How to explain this in propositional logic?

Question

Suppose I am given the statement $a \rightarrow b$ (1), and I know $b$ is true. Can I also conclude $a$ is true from just the given information (1)? My logic for trying to figure out this was — Let me apply the ¬ operator to the given statement (1). Then, $¬ a \rightarrow ¬ b$ (2). ( I am not sure if this can be done.) Then, if it were the case that $a$ is false, then $¬ a$ would be true. Which would also imply from (2) that $¬ b$ is true, $\implies b$ is false. This is a contradiction to the information that we are given that $b$ is true. So, $a$ must be true.

What confuses me is that for the general truth table of $a \rightarrow b$, there is a particular case where $a=0, b=1$ and $a \rightarrow b$ is also $1$.

Edit: My confusion arose after seeing this being done in class. I had a statement I) $p \rightarrow q$ and II) $¬ q$. II) is true. From these two, the instructor concluded that $¬ p$ is true. I don’t quite understand how that happened.

Answer 1

No. This is known as the fallacy of affirming the consequent.

Applying negation to the implication yields $\neg(a \to b)$, not $\neg a \to \neg b$, and they are not equivalent.

I also don't see where you're trying to get by applying negation to the implication. If what you want to do is a proof by contradiction, you would have to assume that $a$ is false, then in combination with the other assumptions derive a contradiction from that assumption and conclude that $a$ must be true after all.

But there is no contradiction: $a \to b$ can be true when just $b$ is true and $a$ is false. There is nothing more to it than the fact that that's what the truth table states.

If you find this unintuitive, try to avoid translating "$\to$" in your mind as an English "if $\ldots$ then", and think of it as "(not $a$) or ($b$)" or "the only thing that must not happen is for $a$ to be true but $b$ false" instead, since that's the truth conditions $\to$ is intended to express.
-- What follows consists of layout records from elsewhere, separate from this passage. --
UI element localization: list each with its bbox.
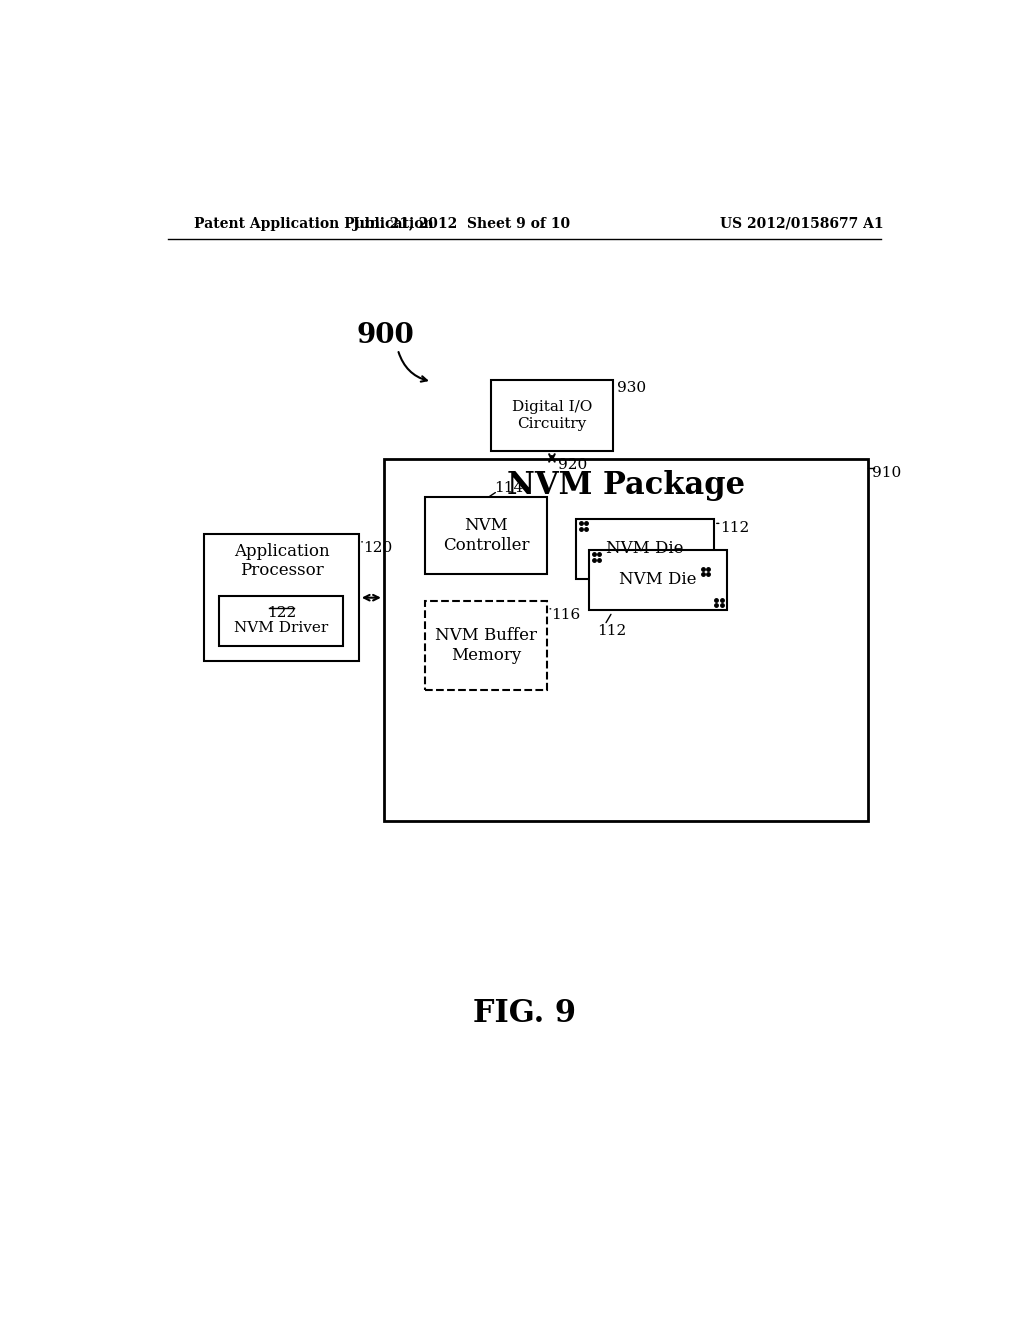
Text: Jun. 21, 2012  Sheet 9 of 10: Jun. 21, 2012 Sheet 9 of 10 — [352, 216, 569, 231]
Bar — [589, 549, 727, 610]
Text: 112: 112 — [597, 624, 626, 638]
Bar — [425, 601, 547, 689]
Text: NVM Driver: NVM Driver — [234, 622, 329, 635]
Text: NVM Die: NVM Die — [606, 540, 684, 557]
Text: 930: 930 — [617, 381, 646, 395]
Text: Digital I/O
Circuitry: Digital I/O Circuitry — [512, 400, 592, 430]
Text: 920: 920 — [558, 458, 588, 471]
Text: Application
Processor: Application Processor — [233, 543, 330, 579]
Text: Patent Application Publication: Patent Application Publication — [194, 216, 433, 231]
Text: 114: 114 — [494, 480, 523, 495]
Bar — [490, 380, 613, 451]
Bar — [219, 595, 343, 645]
Text: 120: 120 — [362, 541, 392, 554]
Text: NVM Die: NVM Die — [620, 572, 697, 589]
Text: NVM
Controller: NVM Controller — [442, 517, 529, 554]
Text: 112: 112 — [720, 521, 750, 535]
Bar — [204, 535, 359, 661]
Text: 900: 900 — [356, 322, 415, 348]
Text: US 2012/0158677 A1: US 2012/0158677 A1 — [721, 216, 884, 231]
Text: FIG. 9: FIG. 9 — [473, 998, 577, 1028]
Text: 122: 122 — [267, 606, 296, 620]
Bar — [384, 459, 868, 821]
Text: 910: 910 — [872, 466, 901, 479]
Text: NVM Package: NVM Package — [507, 470, 745, 502]
Text: NVM Buffer
Memory: NVM Buffer Memory — [435, 627, 537, 664]
Bar — [425, 498, 547, 574]
Bar — [575, 519, 714, 579]
Text: 116: 116 — [551, 609, 581, 622]
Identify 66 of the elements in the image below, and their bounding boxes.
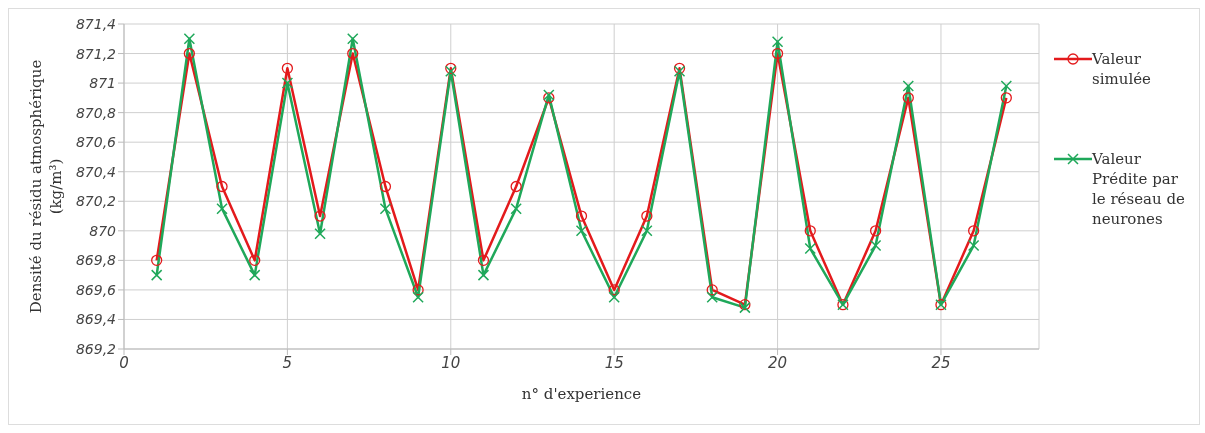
point (183, 47, 196, 60)
y-tick-label: 870,2 (75, 193, 117, 210)
point (575, 210, 588, 222)
x-tick-label: 10 (441, 353, 461, 372)
point (1000, 92, 1012, 104)
point (347, 33, 359, 45)
point (412, 291, 424, 304)
point (183, 33, 196, 45)
point (249, 254, 261, 267)
x-axis-title: n° d'experience (521, 385, 642, 403)
point (771, 35, 784, 48)
point (869, 225, 882, 237)
point (641, 225, 653, 237)
point (379, 202, 392, 215)
point (902, 92, 914, 104)
point (314, 210, 326, 222)
point (967, 225, 980, 237)
point (608, 291, 620, 304)
point (706, 291, 718, 304)
point (477, 269, 490, 281)
y-tick-label: 870,6 (75, 134, 117, 151)
point (477, 254, 490, 267)
y-tick-label: 869,2 (75, 340, 117, 357)
point (804, 225, 816, 237)
y-tick-label: 869,8 (75, 252, 117, 269)
point (1000, 80, 1013, 92)
point (673, 65, 686, 78)
x-tick-label: 25 (931, 353, 951, 372)
point (510, 202, 522, 215)
point (967, 239, 980, 252)
y-tick-label: 871,2 (75, 45, 117, 62)
legend-label: Valeur Prédite par le réseau de neurones (1092, 149, 1186, 229)
y-tick-label: 870 (89, 222, 117, 239)
point (771, 47, 784, 60)
y-tick-label: 870,4 (75, 163, 116, 180)
point (510, 180, 522, 193)
point (445, 65, 457, 78)
point (216, 202, 228, 215)
point (804, 242, 816, 255)
y-tick-label: 870,8 (75, 104, 117, 121)
point (216, 180, 228, 193)
point (314, 228, 326, 240)
legend-label: Valeur simulée (1092, 49, 1152, 89)
x-tick-label: 5 (282, 353, 293, 372)
point (248, 269, 261, 281)
y-tick-label: 869,4 (75, 311, 116, 328)
point (608, 284, 620, 296)
point (347, 47, 359, 60)
point (902, 80, 915, 92)
x-tick-label: 20 (768, 353, 788, 372)
y-tick-label: 871 (89, 75, 116, 92)
point (151, 254, 163, 267)
x-tick-label: 0 (119, 353, 129, 372)
point (150, 269, 163, 281)
point (281, 62, 294, 74)
point (281, 77, 294, 89)
y-tick-label: 871,4 (75, 15, 116, 32)
y-tick-label: 869,6 (75, 281, 117, 298)
point (412, 284, 424, 296)
point (869, 239, 882, 252)
x-tick-label: 15 (604, 353, 624, 372)
point (706, 284, 718, 296)
y-axis-title: Densité du résidu atmosphérique (kg/m³) (27, 59, 65, 314)
point (575, 225, 588, 237)
point (641, 210, 653, 222)
point (379, 180, 392, 193)
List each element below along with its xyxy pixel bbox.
There are many explanations of why these are the truth conditions; see for example In classical logic, why is $p \to q$ True if $p$ is False and $q$ is True?.
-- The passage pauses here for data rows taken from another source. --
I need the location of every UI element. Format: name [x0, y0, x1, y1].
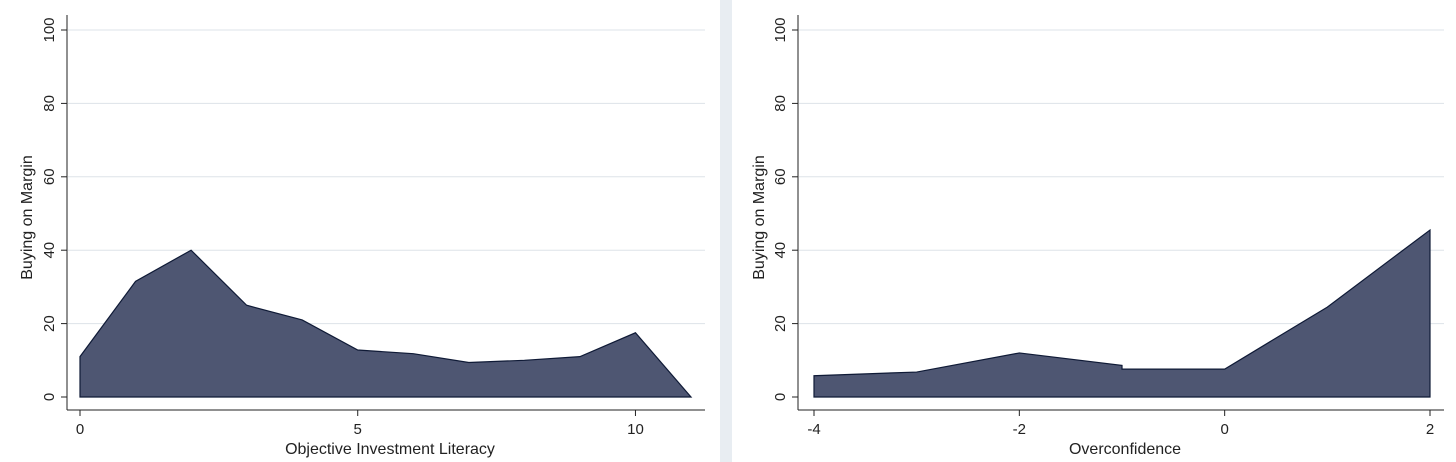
x-axis-title: Objective Investment Literacy	[285, 441, 495, 458]
x-tick-label: 0	[76, 421, 84, 438]
area-series	[79, 249, 693, 398]
y-tick-label: 60	[772, 168, 789, 185]
y-tick-label: 80	[772, 95, 789, 112]
x-tick-label: 2	[1426, 421, 1434, 438]
x-tick-label: -2	[1013, 421, 1026, 438]
chart-panel-left: 0 20 40 60 80 100 0 5 10 Objective Investment Lit…	[0, 0, 720, 462]
y-axis-title: Buying on Margin	[19, 155, 36, 280]
y-tick-label: 60	[41, 168, 58, 185]
y-tick-label: 0	[772, 393, 789, 401]
y-axis-title: Buying on Margin	[751, 155, 768, 280]
chart-right-svg: 0 20 40 60 80 100 -4 -2 0 2 Overconfidence Buying o…	[751, 15, 1444, 458]
y-tick-label: 80	[41, 95, 58, 112]
x-tick-label: 10	[627, 421, 644, 438]
y-tick-label: 100	[41, 17, 58, 42]
area-series	[813, 228, 1431, 398]
x-tick-label: 5	[354, 421, 362, 438]
y-tick-label: 40	[41, 242, 58, 259]
chart-panel-right: 0 20 40 60 80 100 -4 -2 0 2 Overconfidence Buying o…	[732, 0, 1456, 462]
y-tick-label: 20	[772, 315, 789, 332]
y-tick-label: 100	[772, 17, 789, 42]
y-tick-label: 20	[41, 315, 58, 332]
x-tick-label: -4	[807, 421, 820, 438]
x-tick-label: 0	[1220, 421, 1228, 438]
y-tick-label: 0	[41, 393, 58, 401]
chart-left-svg: 0 20 40 60 80 100 0 5 10 Objective Investment Lit…	[19, 15, 705, 458]
x-axis-title: Overconfidence	[1069, 441, 1181, 458]
y-tick-label: 40	[772, 242, 789, 259]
Re. your edit: It's different when $b$ is false. According to the truth table of implication, in order for $a \to b$ to be true it must be the case that either $a$ is false or $b$ is true, or in other words, what can not be the case is that $a$ is true but $b$ is false. So if $a \to b$ is true but $b$ is false, then $a$ must be false as well, since otherwise you'd get the line in the truth table in which $a \to b$ is false. In contrast, there are two possible lines in the truth table of $a \to b$ and $b$ being true, one where $a$ is true and one where $a$ is false, so you can not definitely conclude the truth of $a$ just from the truth of $a \to b$ and $b$.

Answer 2

You're making some errors in your reasoning.

(i) From $a \Rightarrow b$, if b is true we cannot conclude that a is true. For example, if f is differentiable then f is continuous; but if f is continuous f doesn't need to be differentiable.

(ii) Let say $a \Rightarrow b$. Then, the implication is false only in the case that "a" is true but "b" is false. The case you say where $a=0,b=1$ corresponds to the case when the hypothesis is false, hence there's no implication so the statement is true. It might seem strange but try to reason why $\emptyset \subset A, \forall A$.

(iii) Finally, the negation of a statement is done as it follows: $a \Rightarrow b$ is equivalent to $\lnot b \Rightarrow \lnot a$. For example, the following definitions of inyective functions is equivalent: $f(x_1)=f(x_2) \Rightarrow x_1=x_2$ or $x_1 \not = x_2 \Rightarrow f(x_1) \not = f(x_2)$.